Volunteers are drug treated once they meet the primary endpoint of shigellosis, have a fever ≥ 39 °C or at day 5 following administration of the challenge. All volunteers receive a 3–5 days treatment course and must have two consecutive Shigella-negative stool cultures prior to discharge.

Text Box 2. Clinical endpoints used in Shigella-CHIMs.

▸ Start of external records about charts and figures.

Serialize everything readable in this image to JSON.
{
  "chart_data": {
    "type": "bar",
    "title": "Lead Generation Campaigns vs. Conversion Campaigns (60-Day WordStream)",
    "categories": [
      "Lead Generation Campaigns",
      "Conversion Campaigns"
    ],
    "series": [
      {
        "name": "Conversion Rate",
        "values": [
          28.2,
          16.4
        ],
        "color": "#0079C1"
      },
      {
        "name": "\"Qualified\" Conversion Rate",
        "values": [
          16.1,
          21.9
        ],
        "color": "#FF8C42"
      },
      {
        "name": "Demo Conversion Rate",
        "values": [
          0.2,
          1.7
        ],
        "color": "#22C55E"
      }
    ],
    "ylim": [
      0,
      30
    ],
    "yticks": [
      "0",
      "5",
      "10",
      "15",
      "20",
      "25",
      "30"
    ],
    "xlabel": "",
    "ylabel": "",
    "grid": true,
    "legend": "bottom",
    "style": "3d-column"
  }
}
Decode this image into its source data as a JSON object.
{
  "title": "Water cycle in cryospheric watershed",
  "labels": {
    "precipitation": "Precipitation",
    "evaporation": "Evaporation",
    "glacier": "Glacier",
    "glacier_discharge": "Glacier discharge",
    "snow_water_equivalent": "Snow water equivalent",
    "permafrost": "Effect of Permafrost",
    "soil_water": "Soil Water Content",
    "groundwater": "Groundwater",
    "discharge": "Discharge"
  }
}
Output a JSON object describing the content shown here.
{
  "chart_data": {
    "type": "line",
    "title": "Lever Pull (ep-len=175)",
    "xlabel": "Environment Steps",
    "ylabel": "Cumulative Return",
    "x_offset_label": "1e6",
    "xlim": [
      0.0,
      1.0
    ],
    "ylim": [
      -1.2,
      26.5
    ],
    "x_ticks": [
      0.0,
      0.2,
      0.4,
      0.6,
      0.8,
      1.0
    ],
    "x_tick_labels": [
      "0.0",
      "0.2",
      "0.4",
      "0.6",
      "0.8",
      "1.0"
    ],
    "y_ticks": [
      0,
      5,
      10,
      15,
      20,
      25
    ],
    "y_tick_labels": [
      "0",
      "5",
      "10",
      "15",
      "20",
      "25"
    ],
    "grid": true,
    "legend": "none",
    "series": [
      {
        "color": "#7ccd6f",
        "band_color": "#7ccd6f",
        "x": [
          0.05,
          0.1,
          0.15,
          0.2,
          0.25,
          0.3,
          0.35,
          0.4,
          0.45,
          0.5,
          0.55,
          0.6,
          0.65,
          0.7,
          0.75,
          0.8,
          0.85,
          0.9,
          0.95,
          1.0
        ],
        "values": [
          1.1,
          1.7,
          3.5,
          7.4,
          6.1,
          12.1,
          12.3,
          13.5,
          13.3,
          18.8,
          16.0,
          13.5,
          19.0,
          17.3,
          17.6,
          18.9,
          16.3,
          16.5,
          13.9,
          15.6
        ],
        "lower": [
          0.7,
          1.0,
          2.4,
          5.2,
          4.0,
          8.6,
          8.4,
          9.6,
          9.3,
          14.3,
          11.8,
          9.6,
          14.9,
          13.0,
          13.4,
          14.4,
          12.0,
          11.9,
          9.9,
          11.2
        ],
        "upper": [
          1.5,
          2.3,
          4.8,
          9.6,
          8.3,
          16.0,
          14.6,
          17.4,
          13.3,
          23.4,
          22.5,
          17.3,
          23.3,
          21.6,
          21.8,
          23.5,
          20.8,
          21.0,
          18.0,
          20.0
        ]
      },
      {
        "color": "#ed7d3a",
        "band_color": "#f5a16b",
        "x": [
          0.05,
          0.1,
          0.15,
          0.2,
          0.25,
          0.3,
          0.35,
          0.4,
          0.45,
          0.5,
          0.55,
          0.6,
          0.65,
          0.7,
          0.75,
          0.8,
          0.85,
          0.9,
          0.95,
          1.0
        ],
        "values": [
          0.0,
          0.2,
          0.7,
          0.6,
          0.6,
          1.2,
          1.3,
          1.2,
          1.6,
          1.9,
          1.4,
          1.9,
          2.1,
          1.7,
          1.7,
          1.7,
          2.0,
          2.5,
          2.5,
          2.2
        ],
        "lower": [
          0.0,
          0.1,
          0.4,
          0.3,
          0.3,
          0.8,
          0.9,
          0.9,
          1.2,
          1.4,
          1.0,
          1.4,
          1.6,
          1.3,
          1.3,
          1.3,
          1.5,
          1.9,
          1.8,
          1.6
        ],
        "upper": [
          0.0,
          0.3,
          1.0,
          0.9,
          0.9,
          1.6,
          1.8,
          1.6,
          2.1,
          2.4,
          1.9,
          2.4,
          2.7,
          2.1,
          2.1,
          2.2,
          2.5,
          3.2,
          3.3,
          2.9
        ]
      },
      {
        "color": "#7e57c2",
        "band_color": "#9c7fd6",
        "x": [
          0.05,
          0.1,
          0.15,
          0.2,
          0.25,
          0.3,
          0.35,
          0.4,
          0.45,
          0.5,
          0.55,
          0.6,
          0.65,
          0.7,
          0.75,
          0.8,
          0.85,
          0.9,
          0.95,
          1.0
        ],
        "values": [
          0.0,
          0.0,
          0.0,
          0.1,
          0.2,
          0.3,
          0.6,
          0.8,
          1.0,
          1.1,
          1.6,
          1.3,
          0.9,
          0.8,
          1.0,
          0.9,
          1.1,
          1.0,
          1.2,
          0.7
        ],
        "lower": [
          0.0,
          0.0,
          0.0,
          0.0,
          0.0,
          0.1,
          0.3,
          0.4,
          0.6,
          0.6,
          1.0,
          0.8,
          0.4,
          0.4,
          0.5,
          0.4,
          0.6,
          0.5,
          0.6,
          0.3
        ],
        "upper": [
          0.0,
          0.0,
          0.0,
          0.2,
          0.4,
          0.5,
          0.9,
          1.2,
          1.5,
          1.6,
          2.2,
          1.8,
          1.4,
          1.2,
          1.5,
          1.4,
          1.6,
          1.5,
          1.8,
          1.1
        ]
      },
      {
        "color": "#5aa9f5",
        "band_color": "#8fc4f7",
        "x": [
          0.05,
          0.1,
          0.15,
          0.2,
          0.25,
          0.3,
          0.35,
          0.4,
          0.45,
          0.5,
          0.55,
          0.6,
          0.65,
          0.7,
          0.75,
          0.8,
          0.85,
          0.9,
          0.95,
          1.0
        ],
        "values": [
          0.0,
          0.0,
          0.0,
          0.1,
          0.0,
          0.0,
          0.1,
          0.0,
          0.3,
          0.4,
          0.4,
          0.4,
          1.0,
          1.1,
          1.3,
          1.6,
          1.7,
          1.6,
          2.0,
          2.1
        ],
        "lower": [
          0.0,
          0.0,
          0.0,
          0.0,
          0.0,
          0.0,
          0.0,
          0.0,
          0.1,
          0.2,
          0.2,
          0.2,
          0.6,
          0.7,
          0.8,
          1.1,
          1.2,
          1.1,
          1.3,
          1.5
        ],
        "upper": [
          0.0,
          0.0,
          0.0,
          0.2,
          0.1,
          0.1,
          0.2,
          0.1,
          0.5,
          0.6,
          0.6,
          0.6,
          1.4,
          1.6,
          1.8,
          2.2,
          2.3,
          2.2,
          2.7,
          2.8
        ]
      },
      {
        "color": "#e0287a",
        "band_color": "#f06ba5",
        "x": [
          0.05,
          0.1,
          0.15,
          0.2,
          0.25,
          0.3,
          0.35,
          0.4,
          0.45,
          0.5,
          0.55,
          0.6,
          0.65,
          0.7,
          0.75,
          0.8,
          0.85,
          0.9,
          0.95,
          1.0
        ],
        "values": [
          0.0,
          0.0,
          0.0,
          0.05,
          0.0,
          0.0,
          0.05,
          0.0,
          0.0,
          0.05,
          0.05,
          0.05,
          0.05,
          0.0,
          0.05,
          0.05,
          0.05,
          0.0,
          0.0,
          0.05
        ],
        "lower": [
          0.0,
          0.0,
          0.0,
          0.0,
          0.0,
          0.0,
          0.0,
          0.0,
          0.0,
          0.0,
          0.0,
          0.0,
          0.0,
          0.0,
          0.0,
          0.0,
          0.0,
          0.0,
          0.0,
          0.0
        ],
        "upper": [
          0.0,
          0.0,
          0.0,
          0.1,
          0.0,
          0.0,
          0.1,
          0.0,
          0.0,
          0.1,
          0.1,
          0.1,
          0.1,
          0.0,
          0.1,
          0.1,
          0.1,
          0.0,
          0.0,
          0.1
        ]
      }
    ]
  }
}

To enable comparison among sites conducting Shigella-CHIMs there have been recent efforts to harmonize primary and secondary clinical endpoints (Talaat et al. 2019; MacLennan et al. 2019b).

Primary endpoints

• Severe diarrhea defined as ≥ 6 loose stools (grade 3 to 5) or > 800 g loose stools in a 24 h period

• Moderate diarrhea defined as 4–5 loose stools or 400–800 g loose stools in a 24 h period with accompanying signs or symptoms

• Dysentery defined as ≥ 2 loose hemoccult positive stools in a 24 h period with accompanying signs or symptoms

• Accompanying signs or symptoms include: oral temperature ≥ 38 °C or ≥ 1 moderate constitutional/enteric symptom (nausea, abdominal pain/cramps, myalgia/arthralgia, malaise) or ≥ 2 episodes of vomiting in a 24 h period.

Secondary endpoints

• Percentage of volunteers with diarrhea, dysentery or fever

• Percentage of volunteers reporting moderate to severe nausea, vomiting, anorexia, gas or abdominal pain/cramps

• Percentage of volunteers requiring early antibiotic therapy or intravenous fluids

• Diarrhea characteristics including mean/median time to onset, mean/ median duration and maximum output total or in any 24 h period.

• Shigella disease severity score (see Sect. 2.6).